The dollar index was on course to end the week 0.2% lower, bringing its losses for April to 2.7%. A four-week losing streak would be the longest since the six-week slide to the end of last July, and the monthly loss would also be the biggest since July’s 4% slump.
The Canadian dollar climbed to a more-than-three-year high of C$1.2268 per greenback on Friday, on track for a 1.6% weekly gain that would be its biggest since the start of November.
At the conclusion of the Fed’s latest policy meeting on Wednesday, Chair Jerome Powell acknowledged the U.S. economy’s growth, but said there was not yet enough evidence of “substantial further progress” toward recovery to warrant a change to its ultra-loose monetary settings.
That growth accelerated in the first quarter, buoyed by government stimulus checks, setting the course for what is expected to be the strongest performance this year in nearly four decades.
Signs that a strengthening economy, particularly in the labor market, might force the Fed into an earlier tapering of its asset-purchase program had pushed the dollar index, or DXY, to a five-month high at the end of March.
“DXY may attempt a rebound in coming days as expectations turn to a potentially blockbuster April payrolls next week, but gains will prove short-lived with Fed officials to underscore Powell’s resolutely dovish stance,” Westpac strategists wrote in a client note.
The gauge is likely to drop below 90 in the near term, from 90.6 currently, but the “DXY’s depreciation trend is likely more of an ongoing grind than a wholesale sharp setback,” they said.
The Fed’s dovishness was in marked contrast to the Bank of Canada, which has already begun to taper its asset purchases. Canada’s commodity-linked loonie got additional support from a surge in oil to a six-week peak along with higher lumber prices.
Rising commodity prices also supported the Australian dollar, which gained 0.2% to $0.77785, climbing back toward the six-week high of $0.78180 touched Thursday.
The euro has largely flat at $1.21165, near the two-month high of $1.2150 set the previous session. The shared currency is up 0.2% for the week and 3.3% for the month.
The yen, a traditional haven, saw opposite fortunes, hurt by a recovery in U.S. Treasury yields and a rally
to record highs for global stocks that sapped demand for the safest assets.
Japan’s currency changed hands at 108.81 per dollar, near the two-week low of 109.22 from Thursday, setting it up for a loss of about 0.9% for the week.
China’s yuan traded near its strongest since March 3 in the offshore market, last changing hands at 6.4635 per dollar, even as gauges of Chinese factory activity showed a loss of momentum in April.

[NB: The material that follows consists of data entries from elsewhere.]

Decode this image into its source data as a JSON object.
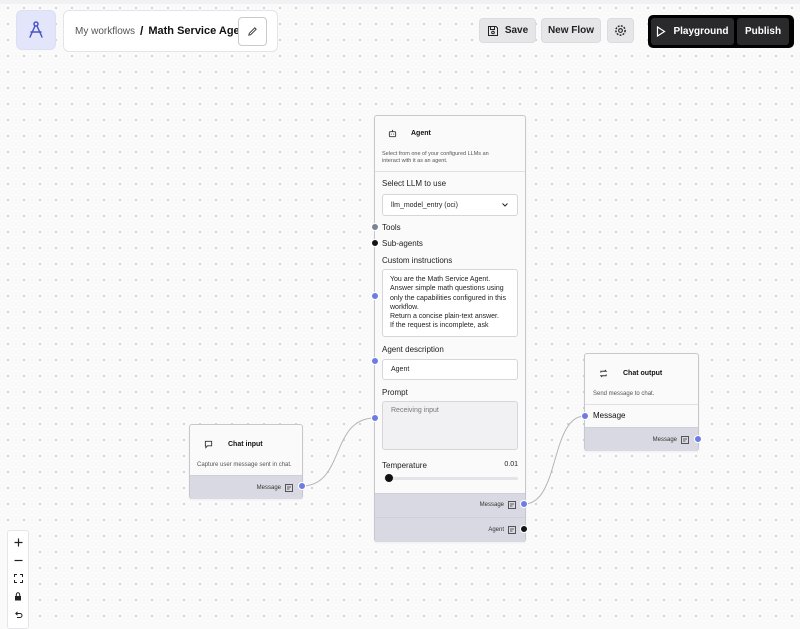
{
  "header": {
    "breadcrumb_root": "My workflows",
    "separator": "/",
    "workflow_title": "Math Service Agent",
    "save_label": "Save",
    "new_flow_label": "New Flow",
    "playground_label": "Playground",
    "publish_label": "Publish"
  },
  "nodes": {
    "agent": {
      "title": "Agent",
      "description": "Select from one of your configured LLMs an interact with it as an agent.",
      "select_llm_label": "Select LLM to use",
      "llm_value": "llm_model_entry (oci)",
      "tools_label": "Tools",
      "subagents_label": "Sub-agents",
      "custom_instructions_label": "Custom instructions",
      "custom_instructions_value": "You are the Math Service Agent.\nAnswer simple math questions using only the capabilities configured in this workflow.\nReturn a concise plain-text answer.\nIf the request is incomplete, ask",
      "agent_description_label": "Agent description",
      "agent_description_value": "Agent",
      "prompt_label": "Prompt",
      "prompt_placeholder": "Receiving input",
      "temperature_label": "Temperature",
      "temperature_value": "0.01",
      "temperature_fraction": 0.01,
      "output_message_label": "Message",
      "output_agent_label": "Agent"
    },
    "chat_input": {
      "title": "Chat input",
      "description": "Capture user message sent in chat.",
      "output_label": "Message"
    },
    "chat_output": {
      "title": "Chat output",
      "description": "Send message to chat.",
      "input_label": "Message",
      "output_label": "Message"
    }
  },
  "colors": {
    "handle_blue": "#6e7be6",
    "handle_black": "#151515",
    "handle_gray": "#7b8496",
    "output_bar": "#d9d9e3",
    "logo_bg": "#e3e6fb"
  },
  "icons": {
    "logo": "compass-logo-icon",
    "edit": "pencil-icon",
    "save": "floppy-disk-icon",
    "settings": "gear-icon",
    "play": "play-icon",
    "agent": "robot-icon",
    "chat_input": "chat-bubble-icon",
    "chat_output": "chat-repeat-icon",
    "inspect": "inspect-icon",
    "zoom_in": "plus-icon",
    "zoom_out": "minus-icon",
    "fit": "fit-view-icon",
    "lock": "lock-icon",
    "undo": "undo-icon"
  }
}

The yuan has jumped some 1.5% this month from a four-month low of 6.5875 on April 1, but Mizuho strategist Ken Cheung wrote in a client note that a re-pricing of growth trajectories for China versus the United States will keep the rally in check from here.
In cryptocurrencies, ether hovered below a record high of $2,800.89 set on Thursday, after being lifted this week on media reports about the European Investment Bank’s plans to launch a “digital bond” sale on the ethereum blockchain network.
“The use case of ethereum has just grown exponentially, particularly with wider use of non-fungible tokens (NFTs), said Tim Frost, the chief executive at fintech company YIELD App.
“All signs point to a continued bull market.”
Bigger rival bitcoin traded at $54,256.24, vacillating around that level this week after dipping as low as $47,004.20 on Sunday, following a sharp retreat from the record high of $64,895.22 marked in the middle of the month.